In Florida, Secretary of State Laurel Lee said that no voting security issues had been reported in the state.
But in a sign of legal battles likely to come in the days ahead, just as the polls opened Tuesday in Pennsylvania, Republicans filed a federal lawsuit that took aim at how election officials in Democratic-leaning Montgomery County handled absentee ballots that arrived before Election Day.
a. Tight Election Day races could lead to legal battles – 10 News
4. Oregon, Washington, D.C. vote on magic mushrooms
Voters in Oregon and Washington, D.C, might add a new high of sorts to some residents’ lives.
In America’s capital, voters are deciding on a measure that calls on the district’s attorney general to make prosecution of those who use and sell substances that contain psilocybin “among the Metropolitan Police Department’s lowest law enforcement priorities.”
Oregon’s Measure 109 would create a legal, regulated system allowing people to take products such as mushrooms that contain psilocybin under the supervision of trained therapists.
Advocates say mushrooms could provide an alternative treatment for opiate addiction and mental health troubles.
Oregon was the first U.S. state to decriminalize cannabis nearly 50 years ago.
“I just see this as a logical evolution of what we’ve tried to do here in Oregon, to be a little more thoughtful, have a broader and more inclusive conversation, that we’re committed to research and learning together. And I think this ballot measure does precisely that,” says Earl Blumenauer, who represents parts of the Portland area in the U.S. House of Representatives.
5. Millions of robocalls were aimed at deterring voters
Millions of robocalls and text messages on Election Day and in the days before warning voters to “stay safe and stay home” have caused alarm across the United States.
The Washington Post reported that state election officials tried to reassure voters in response.
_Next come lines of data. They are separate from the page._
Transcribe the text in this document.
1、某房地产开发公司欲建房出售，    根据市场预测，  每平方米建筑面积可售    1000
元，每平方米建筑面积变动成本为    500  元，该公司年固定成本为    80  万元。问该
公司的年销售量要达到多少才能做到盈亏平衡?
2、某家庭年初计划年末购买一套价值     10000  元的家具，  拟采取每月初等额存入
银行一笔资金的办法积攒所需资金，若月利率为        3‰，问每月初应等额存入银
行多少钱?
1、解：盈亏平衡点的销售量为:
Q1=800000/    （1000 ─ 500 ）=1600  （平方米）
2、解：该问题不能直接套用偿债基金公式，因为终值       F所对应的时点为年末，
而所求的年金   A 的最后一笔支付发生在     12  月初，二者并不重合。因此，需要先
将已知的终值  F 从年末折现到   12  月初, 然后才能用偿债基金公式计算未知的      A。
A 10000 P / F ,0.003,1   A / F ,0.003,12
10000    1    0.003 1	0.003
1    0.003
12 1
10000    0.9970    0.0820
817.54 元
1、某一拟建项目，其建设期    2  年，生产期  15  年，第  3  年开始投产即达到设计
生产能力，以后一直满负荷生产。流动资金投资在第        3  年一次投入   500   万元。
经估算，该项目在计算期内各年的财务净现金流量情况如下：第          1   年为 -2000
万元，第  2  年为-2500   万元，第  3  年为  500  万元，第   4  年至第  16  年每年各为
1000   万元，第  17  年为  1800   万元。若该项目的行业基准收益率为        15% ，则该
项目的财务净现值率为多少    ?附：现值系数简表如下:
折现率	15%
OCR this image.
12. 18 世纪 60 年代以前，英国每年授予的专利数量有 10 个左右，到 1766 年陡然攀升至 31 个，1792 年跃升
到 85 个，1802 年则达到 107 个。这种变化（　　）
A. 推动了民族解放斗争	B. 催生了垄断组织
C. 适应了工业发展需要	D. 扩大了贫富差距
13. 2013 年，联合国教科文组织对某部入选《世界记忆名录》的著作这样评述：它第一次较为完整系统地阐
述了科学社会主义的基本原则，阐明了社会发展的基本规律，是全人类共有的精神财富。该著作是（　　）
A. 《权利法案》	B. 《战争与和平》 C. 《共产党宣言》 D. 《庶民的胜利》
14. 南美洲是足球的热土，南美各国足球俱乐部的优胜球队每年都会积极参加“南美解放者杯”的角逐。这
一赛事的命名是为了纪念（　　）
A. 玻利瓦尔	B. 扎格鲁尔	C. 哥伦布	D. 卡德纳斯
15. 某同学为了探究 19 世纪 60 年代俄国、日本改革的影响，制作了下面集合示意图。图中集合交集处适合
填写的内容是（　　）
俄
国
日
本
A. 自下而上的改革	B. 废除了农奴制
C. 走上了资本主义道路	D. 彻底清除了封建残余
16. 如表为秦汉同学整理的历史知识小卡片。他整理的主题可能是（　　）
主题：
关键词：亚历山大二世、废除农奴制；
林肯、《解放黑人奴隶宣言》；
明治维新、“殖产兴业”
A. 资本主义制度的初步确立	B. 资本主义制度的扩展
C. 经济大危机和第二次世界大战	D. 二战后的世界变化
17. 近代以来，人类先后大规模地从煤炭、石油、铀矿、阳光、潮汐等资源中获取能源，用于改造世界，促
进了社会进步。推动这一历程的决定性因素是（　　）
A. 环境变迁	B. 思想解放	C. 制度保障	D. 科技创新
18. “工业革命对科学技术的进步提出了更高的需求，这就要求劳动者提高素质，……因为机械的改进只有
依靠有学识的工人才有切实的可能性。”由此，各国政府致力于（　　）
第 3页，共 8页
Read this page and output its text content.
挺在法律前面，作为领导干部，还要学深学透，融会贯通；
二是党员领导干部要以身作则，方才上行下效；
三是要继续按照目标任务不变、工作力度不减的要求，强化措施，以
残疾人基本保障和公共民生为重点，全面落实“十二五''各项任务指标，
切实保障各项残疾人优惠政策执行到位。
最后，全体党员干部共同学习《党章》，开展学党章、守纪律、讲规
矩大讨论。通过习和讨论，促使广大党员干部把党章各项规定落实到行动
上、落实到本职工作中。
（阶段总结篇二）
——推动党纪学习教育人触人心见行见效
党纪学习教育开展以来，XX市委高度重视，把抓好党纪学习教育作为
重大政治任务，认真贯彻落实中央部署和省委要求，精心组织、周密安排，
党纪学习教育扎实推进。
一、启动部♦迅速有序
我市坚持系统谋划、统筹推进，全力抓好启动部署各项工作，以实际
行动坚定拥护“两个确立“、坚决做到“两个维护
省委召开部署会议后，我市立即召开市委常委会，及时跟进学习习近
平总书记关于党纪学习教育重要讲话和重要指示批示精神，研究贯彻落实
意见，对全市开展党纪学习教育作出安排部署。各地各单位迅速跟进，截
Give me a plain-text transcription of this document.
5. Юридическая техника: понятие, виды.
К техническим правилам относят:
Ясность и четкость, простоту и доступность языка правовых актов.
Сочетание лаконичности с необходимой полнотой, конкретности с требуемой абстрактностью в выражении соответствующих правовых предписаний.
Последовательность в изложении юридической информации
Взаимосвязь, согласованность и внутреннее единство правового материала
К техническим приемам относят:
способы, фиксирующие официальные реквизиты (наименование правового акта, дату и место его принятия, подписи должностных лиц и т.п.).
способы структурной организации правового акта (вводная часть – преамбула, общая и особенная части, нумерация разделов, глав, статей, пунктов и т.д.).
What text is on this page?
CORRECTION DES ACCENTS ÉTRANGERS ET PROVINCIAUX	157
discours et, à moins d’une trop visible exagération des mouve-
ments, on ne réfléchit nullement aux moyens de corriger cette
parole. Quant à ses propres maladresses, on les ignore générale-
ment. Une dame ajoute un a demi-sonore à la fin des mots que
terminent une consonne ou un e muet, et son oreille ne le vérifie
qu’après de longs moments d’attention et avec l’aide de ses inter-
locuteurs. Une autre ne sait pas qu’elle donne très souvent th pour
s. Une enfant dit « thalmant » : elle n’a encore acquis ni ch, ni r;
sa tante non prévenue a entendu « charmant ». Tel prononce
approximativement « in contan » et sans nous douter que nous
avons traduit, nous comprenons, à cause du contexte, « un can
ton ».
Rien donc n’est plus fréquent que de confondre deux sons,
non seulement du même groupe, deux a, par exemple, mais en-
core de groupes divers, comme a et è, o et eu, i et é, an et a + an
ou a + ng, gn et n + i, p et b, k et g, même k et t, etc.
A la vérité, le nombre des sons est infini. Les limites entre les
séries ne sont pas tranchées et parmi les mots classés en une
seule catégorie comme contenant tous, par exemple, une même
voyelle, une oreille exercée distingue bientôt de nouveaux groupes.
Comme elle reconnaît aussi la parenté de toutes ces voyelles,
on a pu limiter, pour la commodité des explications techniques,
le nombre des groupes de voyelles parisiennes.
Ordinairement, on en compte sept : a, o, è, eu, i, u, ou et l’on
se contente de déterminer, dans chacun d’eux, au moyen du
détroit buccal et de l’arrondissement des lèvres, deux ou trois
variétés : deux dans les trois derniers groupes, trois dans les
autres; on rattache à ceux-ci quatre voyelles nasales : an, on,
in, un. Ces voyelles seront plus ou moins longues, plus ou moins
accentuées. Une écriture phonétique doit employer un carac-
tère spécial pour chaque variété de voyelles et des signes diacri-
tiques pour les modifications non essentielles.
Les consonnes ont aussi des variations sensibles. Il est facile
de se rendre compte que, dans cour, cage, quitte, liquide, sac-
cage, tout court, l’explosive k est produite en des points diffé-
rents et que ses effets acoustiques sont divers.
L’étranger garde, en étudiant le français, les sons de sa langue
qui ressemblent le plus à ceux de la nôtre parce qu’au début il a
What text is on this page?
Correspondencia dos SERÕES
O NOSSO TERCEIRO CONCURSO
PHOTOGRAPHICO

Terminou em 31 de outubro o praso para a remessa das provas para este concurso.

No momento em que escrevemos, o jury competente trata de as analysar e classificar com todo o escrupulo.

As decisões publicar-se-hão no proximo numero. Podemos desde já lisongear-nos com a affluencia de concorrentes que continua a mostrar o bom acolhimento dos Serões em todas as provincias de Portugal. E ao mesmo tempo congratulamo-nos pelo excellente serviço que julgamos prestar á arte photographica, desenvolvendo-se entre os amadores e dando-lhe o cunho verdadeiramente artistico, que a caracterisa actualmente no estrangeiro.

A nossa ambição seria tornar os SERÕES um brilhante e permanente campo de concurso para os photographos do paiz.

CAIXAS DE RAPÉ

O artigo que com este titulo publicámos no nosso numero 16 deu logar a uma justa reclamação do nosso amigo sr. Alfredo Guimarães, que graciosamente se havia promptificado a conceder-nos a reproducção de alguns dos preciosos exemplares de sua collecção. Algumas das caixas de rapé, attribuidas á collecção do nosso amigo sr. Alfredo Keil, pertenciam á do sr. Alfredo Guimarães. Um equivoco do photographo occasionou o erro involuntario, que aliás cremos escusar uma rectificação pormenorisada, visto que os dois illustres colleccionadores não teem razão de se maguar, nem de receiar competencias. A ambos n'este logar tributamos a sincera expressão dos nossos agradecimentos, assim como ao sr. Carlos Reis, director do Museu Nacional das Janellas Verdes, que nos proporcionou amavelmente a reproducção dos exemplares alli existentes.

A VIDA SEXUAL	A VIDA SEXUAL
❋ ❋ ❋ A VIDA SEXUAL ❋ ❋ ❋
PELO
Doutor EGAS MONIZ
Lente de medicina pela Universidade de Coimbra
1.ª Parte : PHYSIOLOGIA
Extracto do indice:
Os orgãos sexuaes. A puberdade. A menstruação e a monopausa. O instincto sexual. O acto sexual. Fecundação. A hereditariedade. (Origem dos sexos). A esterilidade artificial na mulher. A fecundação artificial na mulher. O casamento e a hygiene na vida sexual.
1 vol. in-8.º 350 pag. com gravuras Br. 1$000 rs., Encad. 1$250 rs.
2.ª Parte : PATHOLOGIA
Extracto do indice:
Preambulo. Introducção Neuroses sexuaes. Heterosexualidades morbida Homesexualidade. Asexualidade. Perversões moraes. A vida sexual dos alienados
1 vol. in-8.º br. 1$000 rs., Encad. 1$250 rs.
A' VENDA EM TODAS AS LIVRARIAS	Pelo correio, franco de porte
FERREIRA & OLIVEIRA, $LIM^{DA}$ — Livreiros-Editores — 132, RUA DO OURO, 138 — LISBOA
Michigan Governor Gretchen Whitmer pledged on Tuesday to “work quickly to stamp out misinformation.” The FBI opened an investigation into the matter, a Trump administration official told the newspaper.
Data prepared for The Washington Post by YouMail shows that the calls reached 280 of the country’s 317 area codes since the summer.
“If you wanted to cause havoc in America for the elections, one way to do it is clearly robocalling,” Alex Quilici, YouMail’s chief executive, told The Post. “This whole thing is exposing [that] it can be very difficult to react quickly to a large calling volume campaign.”
A senior official at the Department of Homeland Security said Tuesday that the FBI is investigating the robocalls, operating through its “normal criminal process.”
The Associated Press reported about 30,000 recipients of what a U.S. judge described as “electoral terror” robocalls designed to scare people from voting in four states had received new court-ordered calls on October 30 saying the earlier call had false information that intimidated voters.